Pour rentrer chez soi, il faut retrouver sa maison, ses racines, ses proches, tout ce qui construit une identité humaine. Il faut aussi être accepté, être d’ici. Dans son roman précédent, Beata Umubyeyi Mairesse mettait en scène une femme séparée de sa famille depuis l’enfance, qui revenait au Rwanda trois ans après le génocide des Tutsi. Elle était maintenue à distance par la mère, on ne la connaissait plus. Il fallait « réparer les cœurs ». Dans ce nouveau livre, l’autrice s’éloigne du génocide de 1994. La séparation remonte au temps de la tutelle coloniale belge, à la fin des années 1950, et le retour à 2019. Un long écart avec ses racines, une difficulté à communiquer inscrite dans les corps, dans la peau.
Beata Umubyeyi Mairesse, Consolée. Autrement, 366 p., 21 €
C’est en fait une question de couleur. Plus précisément de teinte dans le souvenir de Consolée. Petite fille, elle regardait sa mère trancher de lourdes feuilles d’agave, une plante grasse, et les battre sur une planche. En sortaient des fibres blanches entremêlées qu’elle mettait à sécher sur une corde tendue. Elles raidissaient sous le soleil.
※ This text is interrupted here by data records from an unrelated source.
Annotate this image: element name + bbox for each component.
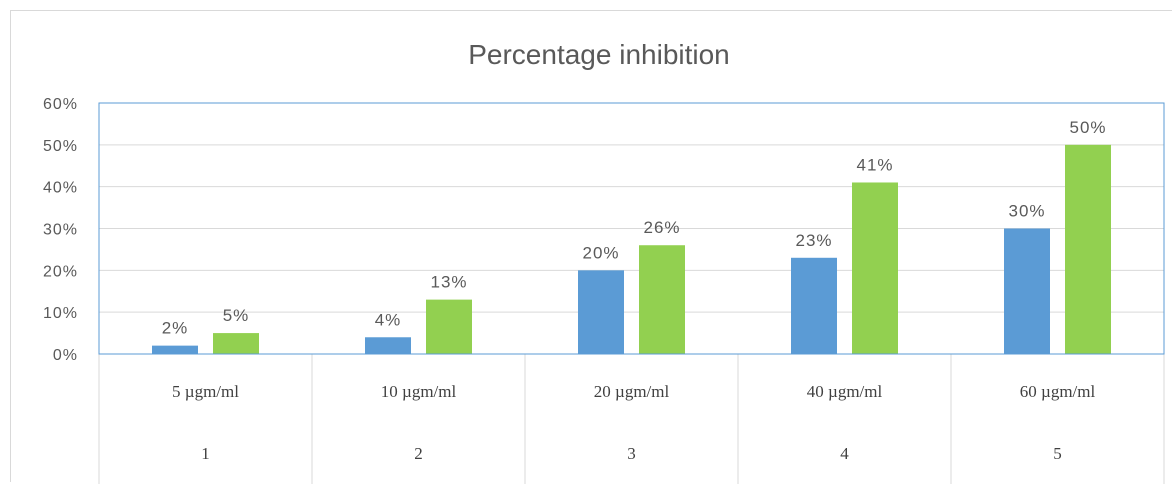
bar (213, 333, 259, 354)
y-tick-label: 0% (53, 347, 78, 364)
category-index-label: 4 (840, 444, 849, 463)
data-label: 20% (582, 243, 619, 262)
category-label: 40 µgm/ml (807, 382, 883, 401)
y-tick-label: 40% (43, 180, 78, 197)
chart-title: Percentage inhibition (468, 39, 730, 70)
chart-frame (10, 10, 1172, 482)
bar (578, 270, 624, 354)
category-label: 10 µgm/ml (381, 382, 457, 401)
bar (791, 257, 837, 354)
bar (639, 245, 685, 354)
category-label: 20 µgm/ml (594, 382, 670, 401)
data-label: 4% (375, 310, 402, 329)
data-label: 50% (1069, 118, 1106, 137)
data-label: 23% (795, 231, 832, 250)
data-label: 13% (430, 273, 467, 292)
category-table (98, 354, 1165, 484)
category-label: 60 µgm/ml (1020, 382, 1096, 401)
data-label: 30% (1008, 202, 1045, 221)
y-tick-label: 30% (43, 222, 78, 239)
category-index-label: 5 (1053, 444, 1062, 463)
data-label: 2% (162, 319, 189, 338)
bar (426, 299, 472, 354)
category-label: 5 µgm/ml (172, 382, 239, 401)
bar (852, 182, 898, 354)
category-labels: 5 µgm/ml 1 10 µgm/ml 2 20 µgm/ml 3 40 µgm/ml 4 6… (172, 382, 1095, 463)
y-tick-label: 10% (43, 305, 78, 322)
category-index-label: 2 (414, 444, 423, 463)
y-tick-label: 20% (43, 263, 78, 280)
y-axis-ticks: 0% 10% 20% 30% 40% 50% 60% (43, 96, 78, 364)
plot-area-border (98, 102, 1165, 355)
y-tick-label: 50% (43, 138, 78, 155)
bar (152, 345, 198, 354)
category-index-label: 3 (627, 444, 636, 463)
bar (1004, 228, 1050, 354)
bar (365, 337, 411, 354)
bars (152, 144, 1111, 354)
y-tick-label: 60% (43, 96, 78, 113)
data-label: 5% (223, 306, 250, 325)
data-label: 41% (856, 155, 893, 174)
bar (1065, 144, 1111, 354)
data-labels: 2% 5% 4% 13% 20% 26% 23% 41% 30% 50% (162, 118, 1106, 338)
category-index-label: 1 (201, 444, 210, 463)
data-label: 26% (643, 218, 680, 237)
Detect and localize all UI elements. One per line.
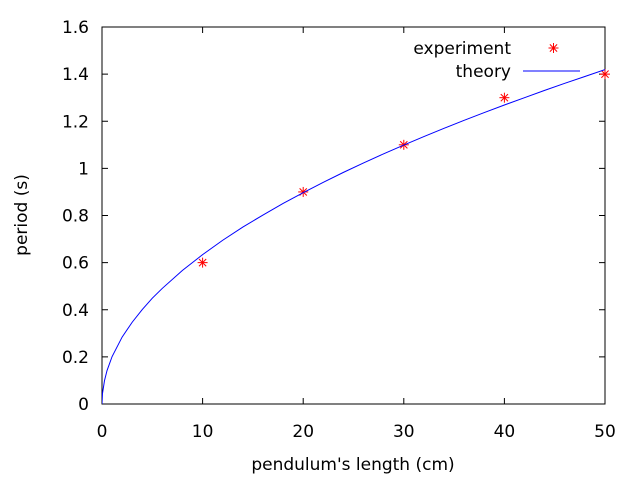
legend-swatch-experiment — [548, 43, 559, 53]
y-tick-label: 1.2 — [62, 112, 89, 132]
y-tick-label: 0.6 — [62, 254, 89, 274]
x-tick-label: 50 — [594, 422, 616, 442]
data-point-experiment — [499, 92, 510, 103]
legend-label-experiment: experiment — [413, 39, 511, 59]
x-tick-label: 40 — [494, 422, 516, 442]
plot-frame — [101, 26, 606, 405]
legend-label-theory: theory — [456, 62, 511, 82]
data-point-experiment — [197, 257, 208, 268]
x-axis-label: pendulum's length (cm) — [251, 455, 454, 475]
data-point-experiment — [298, 186, 309, 197]
y-tick-label: 1.4 — [62, 65, 89, 85]
data-point-experiment — [600, 69, 610, 80]
y-tick-label: 0 — [78, 395, 89, 415]
x-tick-label: 30 — [393, 422, 415, 442]
y-tick-label: 1.6 — [62, 18, 89, 38]
x-tick-label: 20 — [292, 422, 314, 442]
y-tick-label: 0.2 — [62, 348, 89, 368]
x-tick-label: 0 — [97, 422, 108, 442]
legend: experiment theory — [413, 39, 580, 82]
y-tick-label: 0.8 — [62, 207, 89, 227]
ticks-layer: 0 10 20 30 40 50 0 0.2 0.4 0.6 0.8 1 1.2 1.4 1.6 — [62, 18, 616, 442]
series-line-theory — [102, 69, 605, 404]
y-tick-label: 1 — [78, 159, 89, 179]
y-tick-label: 0.4 — [62, 301, 89, 321]
y-axis-label: period (s) — [12, 174, 32, 256]
x-tick-label: 10 — [192, 422, 214, 442]
plot-frame-layer — [101, 26, 606, 405]
series-layer — [102, 69, 610, 404]
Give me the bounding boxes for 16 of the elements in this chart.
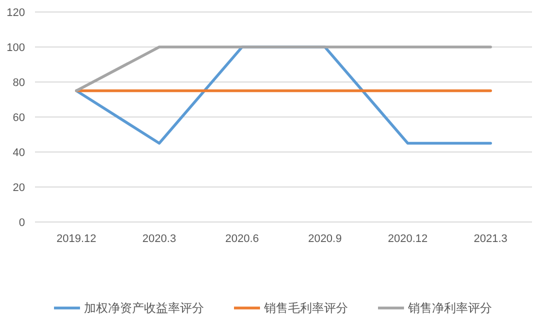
y-tick-label: 100: [6, 42, 25, 54]
x-tick-label: 2019.12: [56, 233, 96, 245]
x-tick-label: 2020.12: [388, 233, 428, 245]
x-tick-label: 2020.9: [308, 233, 342, 245]
x-tick-label: 2020.3: [142, 233, 176, 245]
legend-label: 加权净资产收益率评分: [84, 301, 204, 315]
y-tick-label: 20: [12, 182, 25, 194]
legend-label: 销售净利率评分: [407, 301, 492, 315]
y-tick-label: 0: [18, 217, 25, 229]
y-tick-label: 120: [6, 7, 25, 19]
y-tick-label: 80: [12, 77, 25, 89]
y-tick-label: 60: [12, 112, 25, 124]
x-tick-label: 2020.6: [225, 233, 259, 245]
legend-label: 销售毛利率评分: [263, 301, 348, 315]
y-tick-label: 40: [12, 147, 25, 159]
x-tick-label: 2021.3: [474, 233, 508, 245]
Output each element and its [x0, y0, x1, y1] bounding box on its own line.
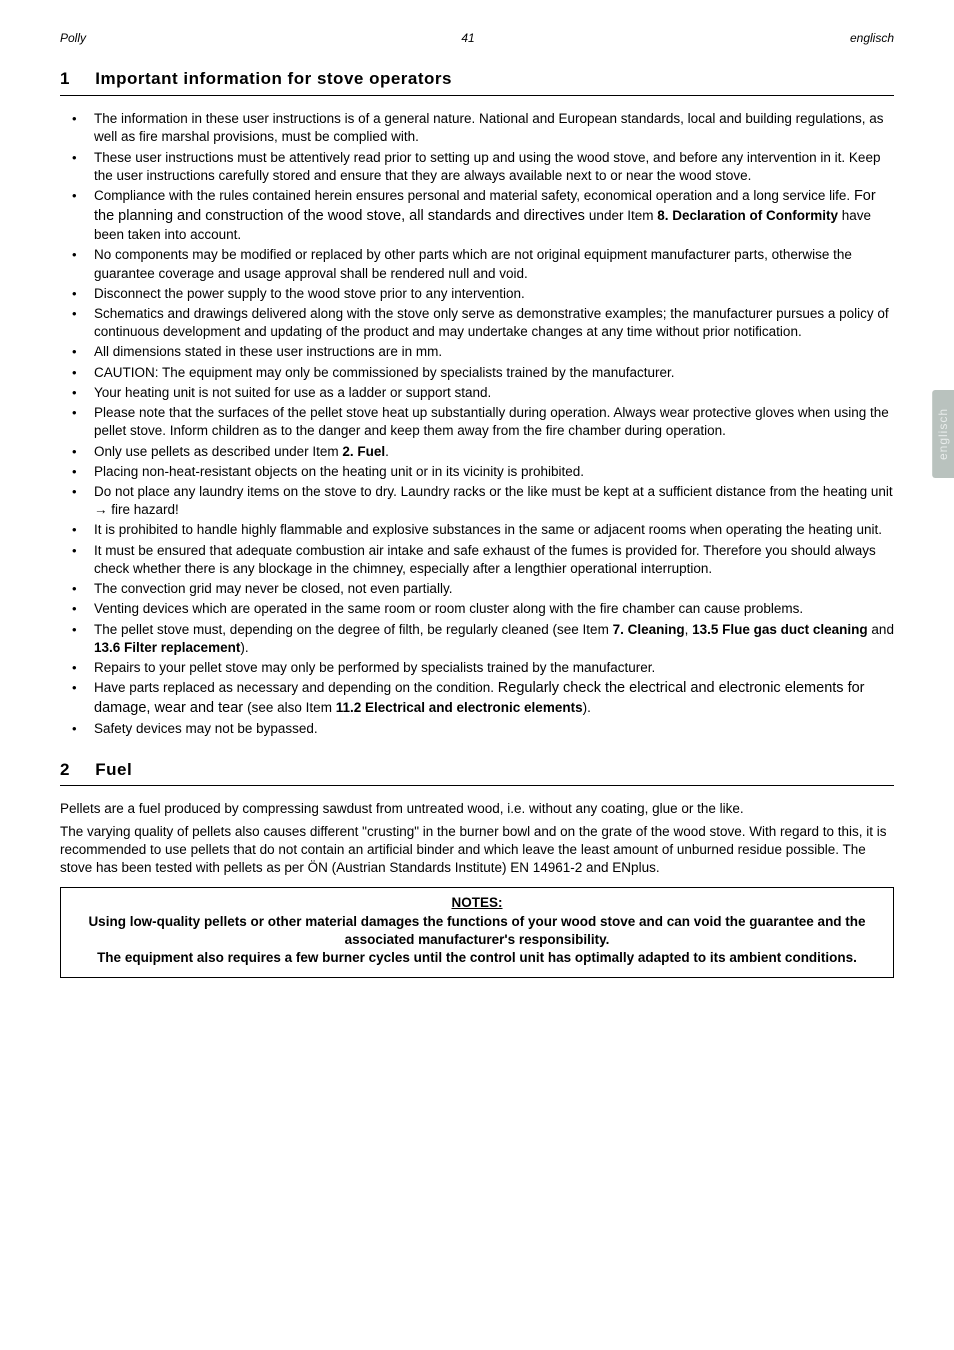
list-item: Only use pellets as described under Item…	[60, 443, 894, 461]
list-item: Have parts replaced as necessary and dep…	[60, 679, 894, 718]
list-item: No components may be modified or replace…	[60, 246, 894, 282]
page-header: Polly 41 englisch	[60, 30, 894, 46]
list-item: Your heating unit is not suited for use …	[60, 384, 894, 402]
list-item: Venting devices which are operated in th…	[60, 600, 894, 618]
list-item: The pellet stove must, depending on the …	[60, 621, 894, 657]
section-2-heading: 2 Fuel	[60, 759, 894, 787]
list-item: CAUTION: The equipment may only be commi…	[60, 364, 894, 382]
list-item: The convection grid may never be closed,…	[60, 580, 894, 598]
list-item: It is prohibited to handle highly flamma…	[60, 521, 894, 539]
side-language-tab: englisch	[932, 390, 954, 478]
notes-body: Using low-quality pellets or other mater…	[73, 913, 881, 968]
list-item: Safety devices may not be bypassed.	[60, 720, 894, 738]
paragraph: Pellets are a fuel produced by compressi…	[60, 800, 894, 818]
header-right: englisch	[850, 30, 894, 46]
notes-box: NOTES: Using low-quality pellets or othe…	[60, 887, 894, 978]
list-item: Please note that the surfaces of the pel…	[60, 404, 894, 440]
section-1-bullet-list: The information in these user instructio…	[60, 110, 894, 738]
list-item: Repairs to your pellet stove may only be…	[60, 659, 894, 677]
list-item: All dimensions stated in these user inst…	[60, 343, 894, 361]
notes-title: NOTES:	[73, 894, 881, 912]
list-item: Do not place any laundry items on the st…	[60, 483, 894, 519]
section-2-title: Fuel	[95, 760, 132, 779]
section-2-number: 2	[60, 759, 90, 782]
list-item: It must be ensured that adequate combust…	[60, 542, 894, 578]
list-item: The information in these user instructio…	[60, 110, 894, 146]
section-2-body: Pellets are a fuel produced by compressi…	[60, 800, 894, 877]
list-item: Compliance with the rules contained here…	[60, 187, 894, 244]
list-item: These user instructions must be attentiv…	[60, 149, 894, 185]
section-1-title: Important information for stove operator…	[95, 69, 452, 88]
section-1-heading: 1 Important information for stove operat…	[60, 68, 894, 96]
header-left: Polly	[60, 30, 86, 46]
header-page-number: 41	[461, 30, 474, 46]
paragraph: The varying quality of pellets also caus…	[60, 823, 894, 878]
list-item: Schematics and drawings delivered along …	[60, 305, 894, 341]
section-1-number: 1	[60, 68, 90, 91]
list-item: Placing non-heat-resistant objects on th…	[60, 463, 894, 481]
list-item: Disconnect the power supply to the wood …	[60, 285, 894, 303]
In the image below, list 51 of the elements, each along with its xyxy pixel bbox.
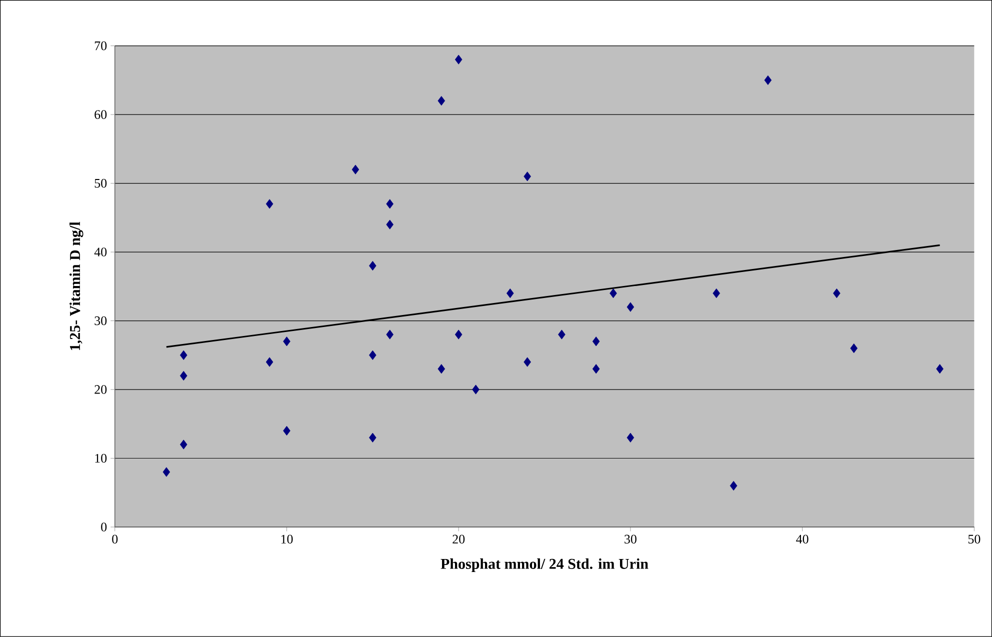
point bbox=[730, 481, 738, 491]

Puis, le jour de la teinture, la mère et la cousine les faisaient tournoyer dans une « cruche magique » d’où elles ressortaient noires. Elles étaient tressées et unies au fond du panier, « le socle solide qui pourrait recueillir les haricots verts, les farines, les secrets des femmes et les malédictions des sorciers ». Un tantinet jalouse, l’enfant « aurait voulu, elle aussi, pouvoir changer de couleur, prendre la teinte des autres membres de la famille, elle aurait voulu y plonger ses cheveux de paille trop clairs que les enfants de la colline tiraient avec malice quand elle tombait entre leurs mains curieuses ». Consolée est métisse, née d’une mère rwandaise et d’un père blanc.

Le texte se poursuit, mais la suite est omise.